Zentraler Punkt der Regierungsvorlage ist die Einführung eines Kinderbetreuungsgeldes in der Höhe von monatlich 436 Euro (6.000 S), welches das Karenzgeld ersetzt, im Gegensatz zu diesem aber an alle Mütter bzw. Väter unabhängig von einer vorangegangen Erwerbstätigkeit ausbezahlt wird. Das Kinderbetreuungsgeld kann bis zum Ablauf des dritten Lebensjahres des Kindes bezogen werden, wobei ein Elternteil aber maximal 30 Monate Anspruch darauf hat.
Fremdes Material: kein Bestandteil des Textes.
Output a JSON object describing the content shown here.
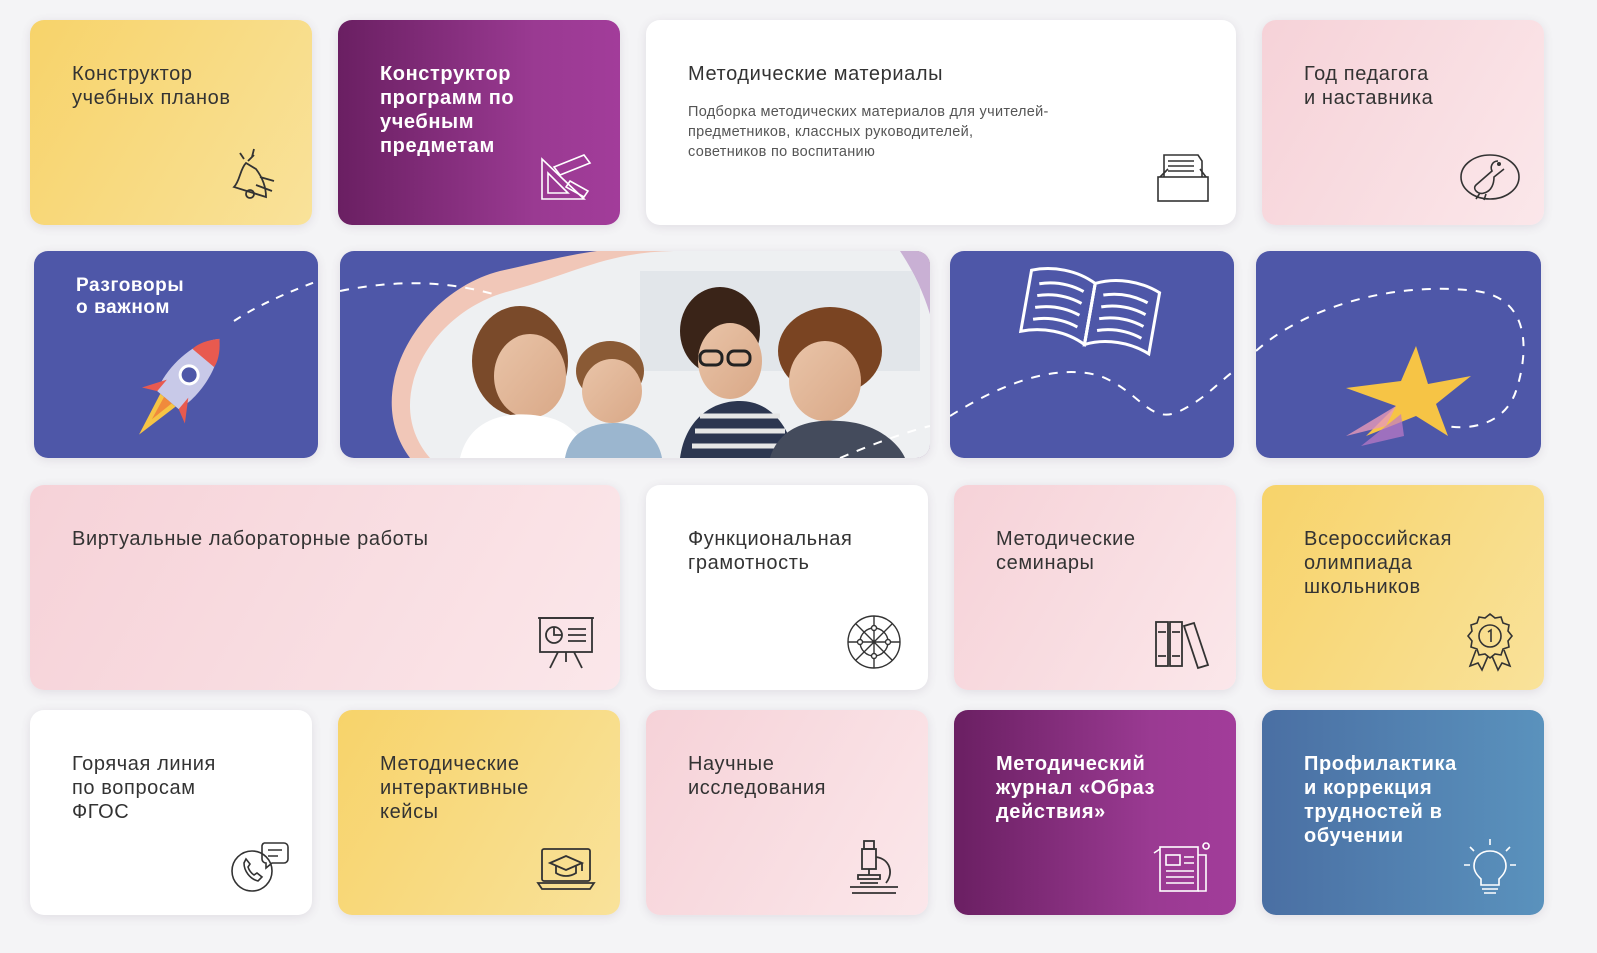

Voraussetzung für den Bezug von Kinderbetreuungsgeld ist außerdem, dass das jährliche Einkommen 14.600 Euro brutto (200.900 S) nicht übersteigt.

BezieherInnen von Kinderbetreuungsgeld sind krankenversichert, zudem werden ihnen 18 Monate des Kinderbetreuungsgeldes als Beitragszeiten in der Pensionsversicherung angerechnet. Für ArbeitnehmerInnen gilt, dass sie wie bisher Anspruch auf Karenz bis zum Ablauf des zweiten Lebensjahres des Kindes haben, wobei allerdings, um die volle Karenzzeit auszuschöpfen, diese nicht mehr mit dem Partner/der Partnerin geteilt werden muss. In Kraft treten soll das Gesetz mit 1. Jänner 2002, für Geburten vor diesem Zeitpunkt sind Übergangsbestimmungen vorgesehen.